Touch Me adalah perwakilan Indonesia. Disutradarai oleh Djenar Maesa Ayu, ini mengisahkan tentang seorang pria (diperankan oleh Marthino Lio), yang memiliki sebuah bar kecil-kecilan. Memasuki masa pandemi yang mulai mengganas, naas, usahanya kian sepi-sementara ia tak memiliki aset lain selain bar tersebut. Sekuennya dibuka tatkala secara tak sengaja ia tengah memeluk sang sahabat (diperankan oleh Sha Ine Febriyanti) dalam efek mabuk berat keduanya. Sang wanita menolak keras pasca sadar, sementara kita tahu bahwa si pria amat menyukainya sedari dulu.


Djenar Maesa Ayu membawa hal serupa sebagaimana Yuhang terapkan, tatkala interaksi dikedepankan guna menorehkan sebuah informasi yang perlahan tersibak.

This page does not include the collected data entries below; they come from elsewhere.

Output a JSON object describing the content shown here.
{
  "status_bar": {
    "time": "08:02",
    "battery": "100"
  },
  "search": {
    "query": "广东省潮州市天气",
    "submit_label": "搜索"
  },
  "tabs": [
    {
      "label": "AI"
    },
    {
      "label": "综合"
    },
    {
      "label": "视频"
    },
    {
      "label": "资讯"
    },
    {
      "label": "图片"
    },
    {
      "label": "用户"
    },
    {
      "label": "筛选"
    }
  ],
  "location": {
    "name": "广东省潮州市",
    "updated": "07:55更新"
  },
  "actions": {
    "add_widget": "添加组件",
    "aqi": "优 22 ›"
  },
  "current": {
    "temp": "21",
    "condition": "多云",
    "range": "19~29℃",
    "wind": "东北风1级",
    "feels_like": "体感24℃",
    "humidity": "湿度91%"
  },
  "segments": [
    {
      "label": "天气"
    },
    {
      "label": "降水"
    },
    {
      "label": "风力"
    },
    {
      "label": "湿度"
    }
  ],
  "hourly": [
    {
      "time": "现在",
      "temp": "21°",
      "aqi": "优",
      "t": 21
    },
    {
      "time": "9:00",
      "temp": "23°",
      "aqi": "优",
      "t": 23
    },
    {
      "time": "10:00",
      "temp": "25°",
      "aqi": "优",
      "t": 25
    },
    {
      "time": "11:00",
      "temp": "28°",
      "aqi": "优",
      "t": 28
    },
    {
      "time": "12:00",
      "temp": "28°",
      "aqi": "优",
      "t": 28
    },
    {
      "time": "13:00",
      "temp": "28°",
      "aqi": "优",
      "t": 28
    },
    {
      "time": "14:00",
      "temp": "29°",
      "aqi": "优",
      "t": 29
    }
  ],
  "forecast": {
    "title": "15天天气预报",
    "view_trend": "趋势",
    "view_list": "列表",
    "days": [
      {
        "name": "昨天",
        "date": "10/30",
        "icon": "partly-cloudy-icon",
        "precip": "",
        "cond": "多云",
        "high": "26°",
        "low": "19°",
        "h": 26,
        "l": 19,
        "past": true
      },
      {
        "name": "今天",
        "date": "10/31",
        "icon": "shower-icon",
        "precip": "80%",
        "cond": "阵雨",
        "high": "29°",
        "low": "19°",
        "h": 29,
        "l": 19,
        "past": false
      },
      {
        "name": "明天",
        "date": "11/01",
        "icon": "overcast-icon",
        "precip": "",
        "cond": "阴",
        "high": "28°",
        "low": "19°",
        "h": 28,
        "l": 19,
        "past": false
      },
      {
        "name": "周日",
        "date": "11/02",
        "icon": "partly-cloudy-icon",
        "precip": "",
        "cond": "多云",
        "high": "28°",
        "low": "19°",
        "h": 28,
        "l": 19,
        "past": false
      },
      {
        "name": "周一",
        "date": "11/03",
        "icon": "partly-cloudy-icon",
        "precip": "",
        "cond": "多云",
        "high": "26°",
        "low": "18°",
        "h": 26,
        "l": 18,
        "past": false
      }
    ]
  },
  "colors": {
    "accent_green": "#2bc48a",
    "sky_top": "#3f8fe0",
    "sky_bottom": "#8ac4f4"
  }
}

Saya menyukai interaksi mereka yang layaknya sebuah sahabat dekat yang terjerat oleh sebuah "zona sahabat". Marthino Lio lewat akting subtil miliknya menyalurkan aura sebagaimana pria yang menyukai sahabatnya sendiri, ada sebuah keresahan sekaligus kepedulian di matanya, bahkan ia pun hafal betul kebiasaan sang sahabat.

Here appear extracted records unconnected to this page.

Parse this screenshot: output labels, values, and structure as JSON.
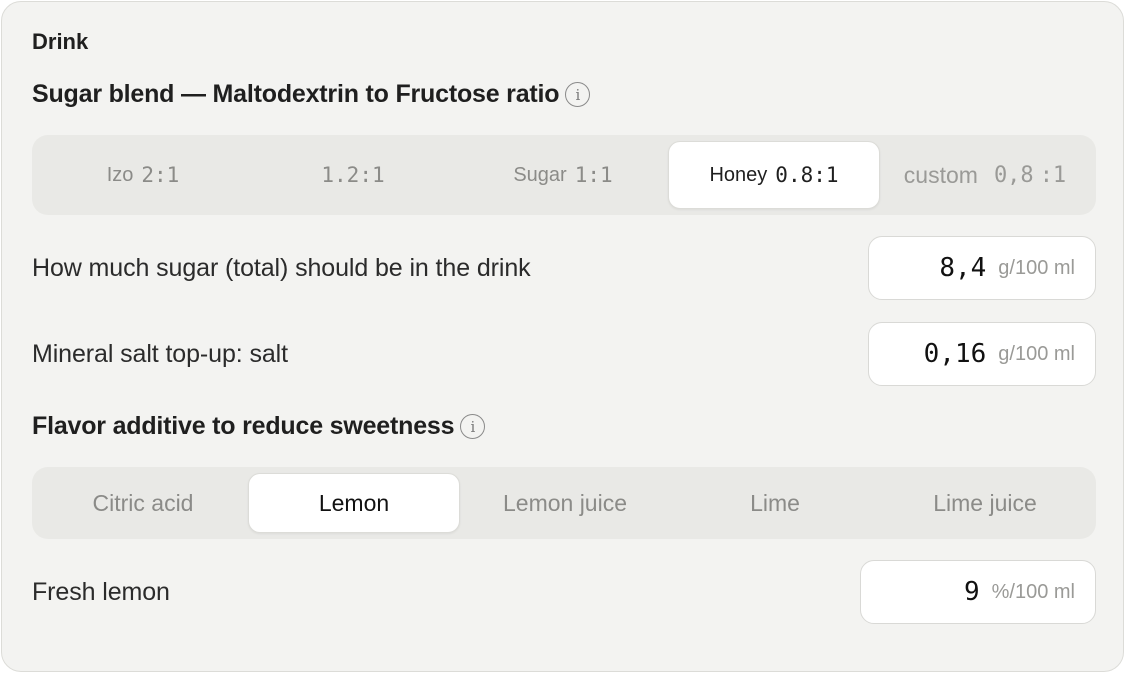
{
  "section_title": "Drink",
  "sugar_blend": {
    "heading": "Sugar blend — Maltodextrin to Fructose ratio",
    "info_icon": "i",
    "options": [
      {
        "name": "Izo",
        "ratio": "2:1"
      },
      {
        "name": "",
        "ratio": "1.2:1"
      },
      {
        "name": "Sugar",
        "ratio": "1:1"
      },
      {
        "name": "Honey",
        "ratio": "0.8:1"
      }
    ],
    "selected": "Honey",
    "custom": {
      "label": "custom",
      "value": "0,8",
      "suffix": ":1"
    }
  },
  "sugar_total": {
    "label": "How much sugar (total) should be in the drink",
    "value": "8,4",
    "unit": "g/100 ml"
  },
  "salt": {
    "label": "Mineral salt top-up: salt",
    "value": "0,16",
    "unit": "g/100 ml"
  },
  "flavor": {
    "heading": "Flavor additive to reduce sweetness",
    "info_icon": "i",
    "options": [
      "Citric acid",
      "Lemon",
      "Lemon juice",
      "Lime",
      "Lime juice"
    ],
    "selected": "Lemon"
  },
  "fresh_lemon": {
    "label": "Fresh lemon",
    "value": "9",
    "unit": "%/100 ml"
  },
  "colors": {
    "background": "#f3f3f1",
    "segment_bg": "#e9e9e6",
    "active_bg": "#ffffff",
    "muted_text": "#8b8b88"
  }
}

Touch Me menggambarkan bahwa perasaan cinta tak seharusnya selalu berbalas, meski terdapat kemungkinan menuju kesana. Cinta tak melulu haris dipaksa, melihat sang pujaan bahagia rasanya sudah lebih cukup. Pun, sentuhan kecil yang meski diartikan bukan sebagai cinta rasanya lebih bermakna daripada jauh tanpa pernah merasakan apa-apa. Sekuen favorit saya adalah tatkala keduanya saling berbicara jujur mengenai masalah yang dihadapi, sembari menatap langit-langit dengan keadaan dua tubuh saling bersilang dan terlentang.

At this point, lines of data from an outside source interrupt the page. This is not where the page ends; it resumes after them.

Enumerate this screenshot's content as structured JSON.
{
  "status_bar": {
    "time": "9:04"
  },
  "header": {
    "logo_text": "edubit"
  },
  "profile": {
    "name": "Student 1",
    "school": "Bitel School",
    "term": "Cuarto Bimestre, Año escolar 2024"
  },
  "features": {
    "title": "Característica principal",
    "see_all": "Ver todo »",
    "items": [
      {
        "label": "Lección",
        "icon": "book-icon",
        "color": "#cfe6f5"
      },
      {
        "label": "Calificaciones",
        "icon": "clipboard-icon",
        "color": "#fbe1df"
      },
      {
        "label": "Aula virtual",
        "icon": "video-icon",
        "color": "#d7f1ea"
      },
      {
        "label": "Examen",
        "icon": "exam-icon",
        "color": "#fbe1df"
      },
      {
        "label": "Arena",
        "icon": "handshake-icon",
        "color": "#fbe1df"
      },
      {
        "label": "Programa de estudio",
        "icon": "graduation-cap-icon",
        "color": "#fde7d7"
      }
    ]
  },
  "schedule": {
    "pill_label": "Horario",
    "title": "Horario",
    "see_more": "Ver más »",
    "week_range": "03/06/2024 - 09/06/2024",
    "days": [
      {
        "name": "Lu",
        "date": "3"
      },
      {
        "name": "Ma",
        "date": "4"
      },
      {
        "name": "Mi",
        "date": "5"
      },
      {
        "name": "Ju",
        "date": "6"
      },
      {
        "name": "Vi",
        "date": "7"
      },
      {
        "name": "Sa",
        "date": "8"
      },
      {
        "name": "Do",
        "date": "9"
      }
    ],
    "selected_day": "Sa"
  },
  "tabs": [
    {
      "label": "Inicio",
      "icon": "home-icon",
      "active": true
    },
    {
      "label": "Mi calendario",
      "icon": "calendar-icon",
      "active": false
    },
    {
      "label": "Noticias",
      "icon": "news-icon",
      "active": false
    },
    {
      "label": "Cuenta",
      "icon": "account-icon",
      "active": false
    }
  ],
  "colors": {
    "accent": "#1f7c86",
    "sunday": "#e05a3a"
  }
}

Kiss Me menjadi penutup yang lucu, tatkala segmen hasil garapan Kim Tai-sik menyoroti kehidupan seorang operator forklift bernama Gi-nam (Hong Wan-pyo) pemuda keturunan Indonesia yang belum pernah merasakan ciuman. Kiss Me sempat terjerumus pada penggambaran mimpi basah seorang pria dengan segala imajinasinya-yang untungnya tak tampil berlarut-larut. Nana (Lee Tae-kyung) adalah wanita yang ia temui di sebuah jasa ciuman. Nana yang lumpuh mengajarkan teknik ciuman secara runut, termasuk menganalogikan tata caranya dengan menggunakan forklift.


Kiss Me memang tak menawarkan sebuah pembaharuan selain mengandalakan persona pemainnya yang tampil gemilang. Ada sebuah ironi yang coba ditampilkan dalam sebuah adegan yang melibatkan bilik penjara dikemas sebagaimana kepiawaian sinema Korea melakukan keahliannya dalam meramu drama, mesku terkait konklusinya tak seberapa besar, dalam artian berjalan pada ranah formulaik. Setidaknya ini adalah segmen paling ringan dan menghibur.


Pada akhirnya, Look at Me Touch Me Kiss Me adalah sebuah omnibus yang cukup menyenangkan, menggambarkan fase cinta lewat perspektif berbeda. Cinta yang beragam bentuk dan maknanya takkan pernah hilang selama pecinta selalu mengembangkan kepedulian, perasaan hingga tindakan yang mendasari cinta itu. Masa sulit dan keadaan pahit bukanlah sebuah halangan yang harus dihindarkan.